In 2025, the typical rate of interest on loan against mutual fund ranges from 9 percent to 12.5 percent annually depending on the type of mutual fund and policy of the lender. Debt mutual fund unit would attract lower rates than equity mutual fund unit since they are less risky. In addition, processing fees are modest—typically below 1 percent of the sanctioned amount.
This means that when evaluating loan against mutual funds processing fees and interest rates, borrowers will find them to be highly competitive compared to unsecured borrowing. This renders mutual fund loan a cost-effective method for short-term needs like medical bills, education charges, or working capital.
Myth 6: The entire loan needs to be returned at once
There are customers who worry that mutual fund loan is repaid in a single instalment. It is not so. Most of the lenders provide flexibility in withdrawal and repayment. Most mutual fund loans are in the form of overdraft facilities where you borrow and repay on repeated occasions within a set limit.

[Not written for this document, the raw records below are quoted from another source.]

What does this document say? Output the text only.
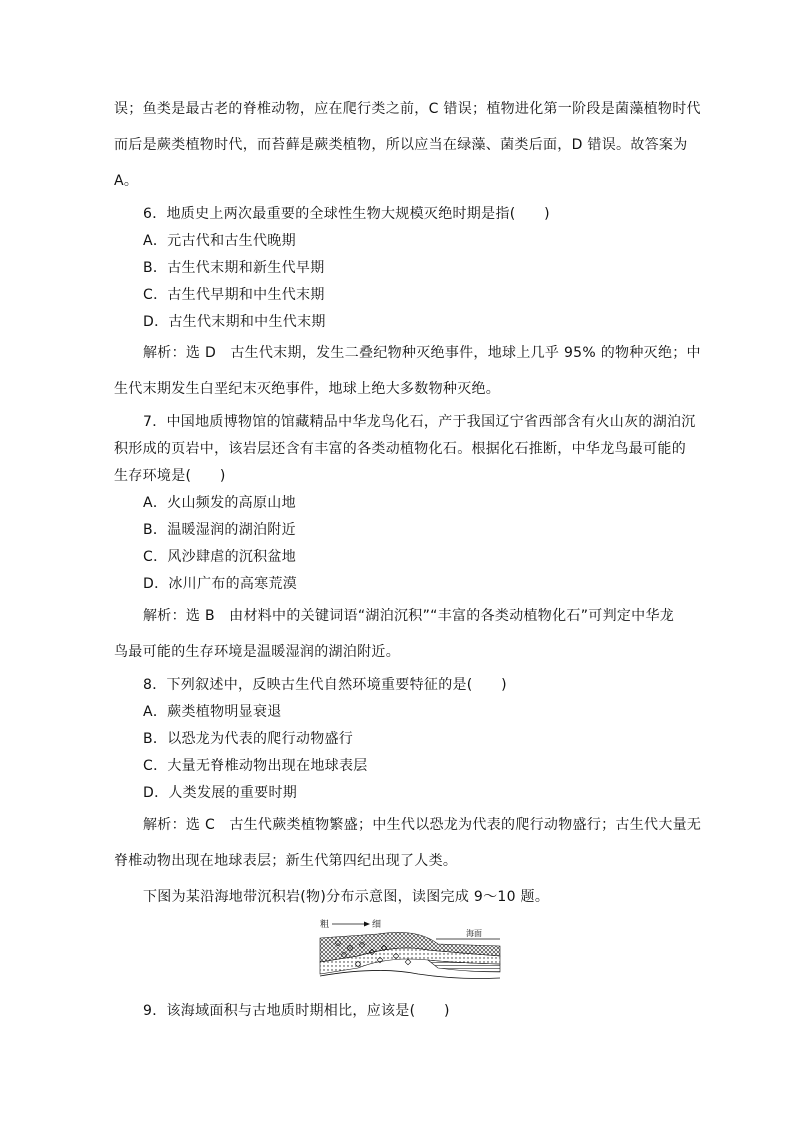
误；鱼类是最古老的脊椎动物，应在爬行类之前，C 错误；植物进化第一阶段是菌藻植物时代
而后是蕨类植物时代，而苔藓是蕨类植物，所以应当在绿藻、菌类后面，D 错误。故答案为
A。
6．地质史上两次最重要的全球性生物大规模灭绝时期是指(　　)
A．元古代和古生代晚期
B．古生代末期和新生代早期
C．古生代早期和中生代末期
D．古生代末期和中生代末期
解析：选 D　古生代末期，发生二叠纪物种灭绝事件，地球上几乎 95% 的物种灭绝；中
生代末期发生白垩纪末灭绝事件，地球上绝大多数物种灭绝。
7．中国地质博物馆的馆藏精品中华龙鸟化石，产于我国辽宁省西部含有火山灰的湖泊沉
积形成的页岩中，该岩层还含有丰富的各类动植物化石。根据化石推断，中华龙鸟最可能的
生存环境是(　　)
A．火山频发的高原山地
B．温暖湿润的湖泊附近
C．风沙肆虐的沉积盆地
D．冰川广布的高寒荒漠
解析：选 B　由材料中的关键词语“湖泊沉积”“丰富的各类动植物化石”可判定中华龙
鸟最可能的生存环境是温暖湿润的湖泊附近。
8．下列叙述中，反映古生代自然环境重要特征的是(　　)
A．蕨类植物明显衰退
B．以恐龙为代表的爬行动物盛行
C．大量无脊椎动物出现在地球表层
D．人类发展的重要时期
解析：选 C　古生代蕨类植物繁盛；中生代以恐龙为代表的爬行动物盛行；古生代大量无
脊椎动物出现在地球表层；新生代第四纪出现了人类。
下图为某沿海地带沉积岩(物)分布示意图，读图完成 9～10 题。
粗	细
海面
9．该海域面积与古地质时期相比，应该是(　　)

You may repay partially, repay all at a time of your convenience, or even opt for foreclosure at relatively low penalties. You are often charged interest on the used amount only and not the entire approved limit. This kind of freedom gives you control over your cash flow as well as repayment terms and makes the facility suitable even for sporadic income situations.
Myth 7: Few mutual fund are eligible
Another myth is that few mutual fund schemes are eligible for loan against mutual fund. While it is true that lenders prefer unit from well-established asset management companies and certain categories of funds, the eligible scheme list is quite broad.
Equity, hybrid, and debt schemes of large fund houses are generally accepted in most cases. The condition here is that the mutual fund unit should be kept in demat mode. When you submit a loan application on a fintech portal, the system tends to identify and display the eligible unit with your PAN and demat account.
With the diversity out there, now it’s never been easier to recognize qualified unit that you can commit to instant liquidity.
Conclusion
Loan against mutual fund presents a smart way of unlocking liquidity without derailing your investment strategy. Although there is increased consciousness in 2025, investors still avoid it due to several myths surrounding the product. In fact, it’s a secure, convenient, and flexible way of borrowing that might be cheaper than most conventional means.
Whether you need to manage a crisis situation, fund a project, or simply bridge a short-term cash gap, mutual fund loan can offer immediate relief without risking your long-term financial advancement. With zero cost processing fees, competitive rates of interest, and minimal documentation, it is time to disregard the myths and discover the possibilities of this remedy.
By discovering the manner in which mutual fund loan actually works and separating fact from fancy, you can take advantage of this service with confidence—maximising your liquidity as well as your investment experience.